I was debugging my Frupic Android app the other day, trying to rotate images according to the orientation stored in their exif headers.
The necessary Android class ExifInterface(String filename) to read exif information from local files was quickly set up, but I couldn’t get it to report the correct orientation, it always returned ORIENTATION_UNDEFINED (0).
After debugging my code for a while on my physical device, double and triple checking on my PC that the file to be downloaded actually contained correct exif information, I found out that the file on the phone was about 2kb smaller than the file on the PC and on the server.
I knew my phone was downloading the file over my German T-Mobile data connection, believing that T-Mobile does not touch the files when requesting the image directly. I also knew that T-Mobile does replace image URLs in HTML files to be able to cache requested images on a server close by and I also knew they might compress them. I assumed, T-Mobile would not binarily alter a file if it is directly requested.

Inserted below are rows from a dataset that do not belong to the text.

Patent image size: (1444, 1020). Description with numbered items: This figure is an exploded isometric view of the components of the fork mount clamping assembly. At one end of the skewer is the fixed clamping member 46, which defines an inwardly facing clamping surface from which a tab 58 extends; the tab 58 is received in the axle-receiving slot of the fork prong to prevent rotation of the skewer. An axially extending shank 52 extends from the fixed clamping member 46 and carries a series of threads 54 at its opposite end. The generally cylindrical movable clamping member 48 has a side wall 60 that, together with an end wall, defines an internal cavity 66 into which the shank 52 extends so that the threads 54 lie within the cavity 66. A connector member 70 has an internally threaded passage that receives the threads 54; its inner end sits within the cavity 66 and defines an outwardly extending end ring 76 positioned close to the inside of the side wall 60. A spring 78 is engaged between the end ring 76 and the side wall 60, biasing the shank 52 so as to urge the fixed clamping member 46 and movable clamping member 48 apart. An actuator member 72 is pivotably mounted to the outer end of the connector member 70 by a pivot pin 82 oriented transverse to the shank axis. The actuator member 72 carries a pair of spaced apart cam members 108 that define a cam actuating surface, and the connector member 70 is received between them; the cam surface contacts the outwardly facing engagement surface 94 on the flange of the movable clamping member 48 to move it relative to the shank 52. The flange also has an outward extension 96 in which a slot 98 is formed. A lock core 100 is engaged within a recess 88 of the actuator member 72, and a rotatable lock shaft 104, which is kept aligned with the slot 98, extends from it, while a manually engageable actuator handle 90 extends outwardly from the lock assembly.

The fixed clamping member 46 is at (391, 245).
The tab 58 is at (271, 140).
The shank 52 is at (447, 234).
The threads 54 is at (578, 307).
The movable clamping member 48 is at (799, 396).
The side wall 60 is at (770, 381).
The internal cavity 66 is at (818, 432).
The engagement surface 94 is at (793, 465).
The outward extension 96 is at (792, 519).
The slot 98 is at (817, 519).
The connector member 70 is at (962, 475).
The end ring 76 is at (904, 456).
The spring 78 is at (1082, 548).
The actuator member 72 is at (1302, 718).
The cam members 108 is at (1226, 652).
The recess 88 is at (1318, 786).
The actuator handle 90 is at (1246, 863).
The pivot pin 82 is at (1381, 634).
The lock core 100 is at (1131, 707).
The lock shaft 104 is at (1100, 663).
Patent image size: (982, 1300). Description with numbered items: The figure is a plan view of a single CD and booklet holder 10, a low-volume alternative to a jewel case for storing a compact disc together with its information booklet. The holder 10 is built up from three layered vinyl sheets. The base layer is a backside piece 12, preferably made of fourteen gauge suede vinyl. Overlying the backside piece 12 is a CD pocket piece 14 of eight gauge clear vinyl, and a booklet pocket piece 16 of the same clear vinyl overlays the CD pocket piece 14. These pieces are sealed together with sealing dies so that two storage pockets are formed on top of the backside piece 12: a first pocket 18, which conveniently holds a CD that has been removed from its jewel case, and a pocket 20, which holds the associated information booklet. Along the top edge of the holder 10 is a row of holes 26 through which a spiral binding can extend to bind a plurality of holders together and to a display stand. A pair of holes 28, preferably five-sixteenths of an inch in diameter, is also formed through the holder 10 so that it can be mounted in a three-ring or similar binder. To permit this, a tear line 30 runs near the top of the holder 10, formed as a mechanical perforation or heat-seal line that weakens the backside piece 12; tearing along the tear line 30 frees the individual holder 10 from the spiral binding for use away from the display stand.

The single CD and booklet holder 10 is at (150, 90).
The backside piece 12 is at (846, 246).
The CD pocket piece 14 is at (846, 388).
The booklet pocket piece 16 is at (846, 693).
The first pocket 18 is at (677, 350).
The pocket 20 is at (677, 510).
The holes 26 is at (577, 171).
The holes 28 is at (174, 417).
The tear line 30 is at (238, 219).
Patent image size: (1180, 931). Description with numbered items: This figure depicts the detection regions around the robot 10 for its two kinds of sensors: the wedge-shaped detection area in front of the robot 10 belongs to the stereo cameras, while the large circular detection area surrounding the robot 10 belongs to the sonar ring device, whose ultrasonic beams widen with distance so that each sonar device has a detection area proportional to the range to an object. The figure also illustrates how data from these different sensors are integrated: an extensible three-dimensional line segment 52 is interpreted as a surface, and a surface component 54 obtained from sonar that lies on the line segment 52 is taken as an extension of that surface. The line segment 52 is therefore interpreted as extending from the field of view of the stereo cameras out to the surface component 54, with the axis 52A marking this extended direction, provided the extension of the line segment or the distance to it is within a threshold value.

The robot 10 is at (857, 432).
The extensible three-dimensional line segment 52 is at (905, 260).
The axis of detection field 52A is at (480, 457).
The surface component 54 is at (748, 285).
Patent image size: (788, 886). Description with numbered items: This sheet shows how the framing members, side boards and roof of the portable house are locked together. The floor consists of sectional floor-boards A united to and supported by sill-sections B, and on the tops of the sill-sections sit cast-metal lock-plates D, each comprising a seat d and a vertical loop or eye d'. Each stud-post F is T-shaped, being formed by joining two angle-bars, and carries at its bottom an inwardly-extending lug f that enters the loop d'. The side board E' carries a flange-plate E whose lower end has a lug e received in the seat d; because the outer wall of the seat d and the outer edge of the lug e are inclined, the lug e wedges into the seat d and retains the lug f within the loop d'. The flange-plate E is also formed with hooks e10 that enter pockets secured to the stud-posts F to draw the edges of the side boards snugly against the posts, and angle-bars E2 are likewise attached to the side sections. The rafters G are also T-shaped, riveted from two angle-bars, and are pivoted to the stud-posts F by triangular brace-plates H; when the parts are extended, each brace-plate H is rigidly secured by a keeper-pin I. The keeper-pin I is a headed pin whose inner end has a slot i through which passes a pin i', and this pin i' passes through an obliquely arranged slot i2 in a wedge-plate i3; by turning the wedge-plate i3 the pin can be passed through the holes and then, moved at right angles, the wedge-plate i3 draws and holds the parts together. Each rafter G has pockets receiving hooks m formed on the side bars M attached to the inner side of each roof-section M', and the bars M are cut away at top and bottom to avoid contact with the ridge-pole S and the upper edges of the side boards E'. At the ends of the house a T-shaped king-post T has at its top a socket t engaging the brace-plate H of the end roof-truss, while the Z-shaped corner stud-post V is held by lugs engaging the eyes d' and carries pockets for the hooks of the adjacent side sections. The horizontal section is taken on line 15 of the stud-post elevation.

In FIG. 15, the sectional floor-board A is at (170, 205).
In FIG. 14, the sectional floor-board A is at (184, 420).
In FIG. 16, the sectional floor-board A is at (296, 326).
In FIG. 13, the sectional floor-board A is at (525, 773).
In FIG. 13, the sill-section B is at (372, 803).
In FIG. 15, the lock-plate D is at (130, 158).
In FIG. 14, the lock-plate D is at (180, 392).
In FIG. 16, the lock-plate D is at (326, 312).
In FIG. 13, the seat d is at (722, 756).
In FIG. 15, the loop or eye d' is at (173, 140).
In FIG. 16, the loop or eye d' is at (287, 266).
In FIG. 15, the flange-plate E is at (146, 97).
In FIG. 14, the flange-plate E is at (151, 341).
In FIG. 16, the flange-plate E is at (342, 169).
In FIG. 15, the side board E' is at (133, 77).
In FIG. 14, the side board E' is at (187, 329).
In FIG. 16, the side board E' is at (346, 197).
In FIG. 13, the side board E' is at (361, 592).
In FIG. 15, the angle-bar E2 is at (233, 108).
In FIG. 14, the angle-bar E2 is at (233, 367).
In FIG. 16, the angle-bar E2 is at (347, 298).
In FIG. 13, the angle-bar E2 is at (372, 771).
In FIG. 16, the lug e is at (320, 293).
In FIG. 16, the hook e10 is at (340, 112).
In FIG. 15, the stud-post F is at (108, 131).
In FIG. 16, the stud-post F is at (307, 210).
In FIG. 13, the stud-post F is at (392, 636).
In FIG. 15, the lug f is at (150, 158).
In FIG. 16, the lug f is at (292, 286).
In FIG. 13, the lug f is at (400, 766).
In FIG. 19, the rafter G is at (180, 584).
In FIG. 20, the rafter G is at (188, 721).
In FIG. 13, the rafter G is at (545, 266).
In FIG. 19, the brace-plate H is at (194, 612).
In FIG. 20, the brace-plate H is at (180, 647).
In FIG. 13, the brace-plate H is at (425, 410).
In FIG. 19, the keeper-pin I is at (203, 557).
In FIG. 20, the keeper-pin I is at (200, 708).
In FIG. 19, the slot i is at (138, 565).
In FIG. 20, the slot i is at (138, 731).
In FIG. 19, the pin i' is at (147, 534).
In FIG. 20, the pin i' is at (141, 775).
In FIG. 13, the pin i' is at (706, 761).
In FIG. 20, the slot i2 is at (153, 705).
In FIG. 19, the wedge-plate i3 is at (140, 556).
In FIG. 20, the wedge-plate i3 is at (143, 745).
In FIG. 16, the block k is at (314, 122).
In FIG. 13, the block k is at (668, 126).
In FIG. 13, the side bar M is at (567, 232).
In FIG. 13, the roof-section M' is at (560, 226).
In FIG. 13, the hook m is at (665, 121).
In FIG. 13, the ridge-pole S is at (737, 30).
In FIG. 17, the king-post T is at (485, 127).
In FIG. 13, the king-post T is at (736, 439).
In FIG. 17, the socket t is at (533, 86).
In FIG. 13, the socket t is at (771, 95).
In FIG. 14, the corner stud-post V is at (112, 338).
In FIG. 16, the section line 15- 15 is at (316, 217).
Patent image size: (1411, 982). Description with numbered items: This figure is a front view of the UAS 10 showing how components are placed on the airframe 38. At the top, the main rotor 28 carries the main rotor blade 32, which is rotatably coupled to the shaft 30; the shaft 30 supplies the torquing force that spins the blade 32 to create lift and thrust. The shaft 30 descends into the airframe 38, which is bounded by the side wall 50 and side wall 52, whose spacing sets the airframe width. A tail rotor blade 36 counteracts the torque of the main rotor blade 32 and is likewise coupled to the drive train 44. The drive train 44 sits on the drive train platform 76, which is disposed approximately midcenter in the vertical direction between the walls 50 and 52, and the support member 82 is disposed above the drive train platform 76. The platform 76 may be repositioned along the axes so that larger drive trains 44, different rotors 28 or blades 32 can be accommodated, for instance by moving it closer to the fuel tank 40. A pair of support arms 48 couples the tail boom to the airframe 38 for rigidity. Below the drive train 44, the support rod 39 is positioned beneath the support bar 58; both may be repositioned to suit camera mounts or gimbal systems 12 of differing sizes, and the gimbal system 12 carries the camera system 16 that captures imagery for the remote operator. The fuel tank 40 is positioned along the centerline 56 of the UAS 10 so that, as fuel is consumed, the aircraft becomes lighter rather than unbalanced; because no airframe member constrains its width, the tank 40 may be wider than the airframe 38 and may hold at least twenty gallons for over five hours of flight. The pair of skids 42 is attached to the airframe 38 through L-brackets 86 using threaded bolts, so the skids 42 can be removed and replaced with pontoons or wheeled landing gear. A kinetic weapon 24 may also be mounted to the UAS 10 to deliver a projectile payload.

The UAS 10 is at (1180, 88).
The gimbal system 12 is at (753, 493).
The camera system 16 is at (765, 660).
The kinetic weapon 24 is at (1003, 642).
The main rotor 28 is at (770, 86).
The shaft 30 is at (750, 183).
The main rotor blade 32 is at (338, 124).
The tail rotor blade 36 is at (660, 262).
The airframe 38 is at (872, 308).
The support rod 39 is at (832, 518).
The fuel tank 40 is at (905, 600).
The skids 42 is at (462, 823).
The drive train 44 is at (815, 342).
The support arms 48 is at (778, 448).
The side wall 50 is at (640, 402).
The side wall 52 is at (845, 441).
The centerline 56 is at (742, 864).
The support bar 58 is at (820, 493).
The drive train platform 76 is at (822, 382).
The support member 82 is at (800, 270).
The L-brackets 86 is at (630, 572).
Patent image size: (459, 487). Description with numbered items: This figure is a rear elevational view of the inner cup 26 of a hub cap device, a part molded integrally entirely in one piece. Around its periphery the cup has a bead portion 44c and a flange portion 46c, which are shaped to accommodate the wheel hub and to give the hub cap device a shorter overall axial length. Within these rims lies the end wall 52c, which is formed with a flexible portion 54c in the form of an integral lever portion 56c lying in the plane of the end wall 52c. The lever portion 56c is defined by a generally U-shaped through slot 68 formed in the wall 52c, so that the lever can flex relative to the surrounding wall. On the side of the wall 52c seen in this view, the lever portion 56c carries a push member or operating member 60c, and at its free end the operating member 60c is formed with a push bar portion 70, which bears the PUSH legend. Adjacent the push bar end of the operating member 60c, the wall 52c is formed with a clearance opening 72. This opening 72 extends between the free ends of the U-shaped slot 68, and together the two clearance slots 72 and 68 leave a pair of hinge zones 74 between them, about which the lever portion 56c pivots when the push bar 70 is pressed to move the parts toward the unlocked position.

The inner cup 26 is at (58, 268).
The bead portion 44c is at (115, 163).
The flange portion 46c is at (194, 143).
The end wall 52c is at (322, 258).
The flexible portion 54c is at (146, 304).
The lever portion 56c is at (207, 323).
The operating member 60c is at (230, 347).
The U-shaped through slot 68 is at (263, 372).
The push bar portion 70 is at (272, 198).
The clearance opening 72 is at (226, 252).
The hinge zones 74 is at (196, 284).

Browsing to http://speed.telekom.de (only available from within their mobile data network), customers are able to alter the behaviour of T-Mobile’s transparent HTTP proxy:
- Compress Picture- and Video transfers (this reduces quality and filesize)
- Optimize transfer without loss in quality
- No optimazion
Default is to optimize the transfer without loss in quality, which apparently does remove all exif headers from downloaded images but is also told to remove comments from HTML code and doing other micro optimazion stuff.
While I can choose to enable exif headers for slightly more traffic, it’s clear that my Android App can not rely on the exif information being available, unless the images are downloaded over SSL. I guess I am just one of few who have actually hit this limitation and I do not mind it being there. Could have saved me a lot of debugging time though.